I'm not so sure I would hold the word of a woman who would bad mouth her sister in law on Facebook as Gospel. She sounds like a busy body with too much time on her hands. Maybe she should take up a hobby.[/QUO


From what I can find, It was posted in a private group on facebook. And then others posted it to their walls.

I'm still doing research on this. lol I don't want to "badmouth" someone if they don't deserve it, but I am still disturbed by this. (and some other personal blog posts, actually)
 
I'm not a fan of letting a baby cry. I picked both of mine up right away. Crying is their only form of communication. How can you just ignore it?

FTR, I did this with both, and while one was a terrible sleeper, the other was great. They are 13 and 8 now and it goes by so fast, I'm glad I did it.
 
I'm not so sure I would hold the word of a woman who would bad mouth her sister in law on Facebook as Gospel. She sounds like a busy body with too much time on her hands. Maybe she should take up a hobby.[/QUO


From what I can find, It was posted in a private group on facebook. And then others posted it to their walls.

I'm still doing research on this. lol I don't want to "badmouth" someone if they don't deserve it, but I am still disturbed by this. (and some other personal blog posts, actually)

if it saves a baby, busybody all day long.
 
Eight weeks old is too young to let a child "cry it out." And I'm against the cry it out method, in general.

A child learns to self-soothe by being soothed by a parent. Here's an excellent article on the topic backed by research. It's worth reading if you're a parent or going to become a parent:

Dangers of “Crying It Out”: Damaging children and their relationships for the longterm
http://www.psychologytoday.com/blog/moral-landscapes/201112/dangers-crying-it-out

Someone on Huffington Post wrote this synopsis of the article...

In her recent piece for Psychology Today, Darcia Narvaez, an associate professor of psychology at Notre Dame, writes that when babies are stressed, their bodies release cortisol into their systems -- a toxic hormone that kills brain cells. Considering their brains are only 25 percent developed when they're born full-term and grow rapidly in their first year, killing off baby brain cells is a huge no bueno.
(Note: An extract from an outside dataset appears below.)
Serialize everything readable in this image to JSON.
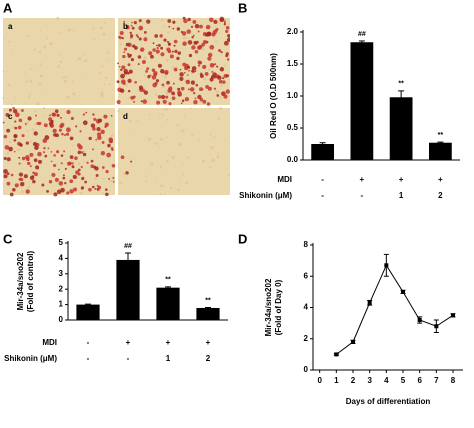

Narvaez notes that studies out of Harvard, Yale, Baylor and other institutions show that said killing off of baby brain cells can lead to the higher probability of ADHD, poor academic performance and anti-social tendencies, and that human babies are hardwired for hands-on comfort and care.

"Babies are built to expect the equivalent of an 'external womb' after birth... being held constantly, breastfed on demand, needs met quickly," Narvaez writes. "These practices are known to facilitate good brain and body development. When babies display discomfort, it signals that a need is not getting met, a need of their rapidly growing systems."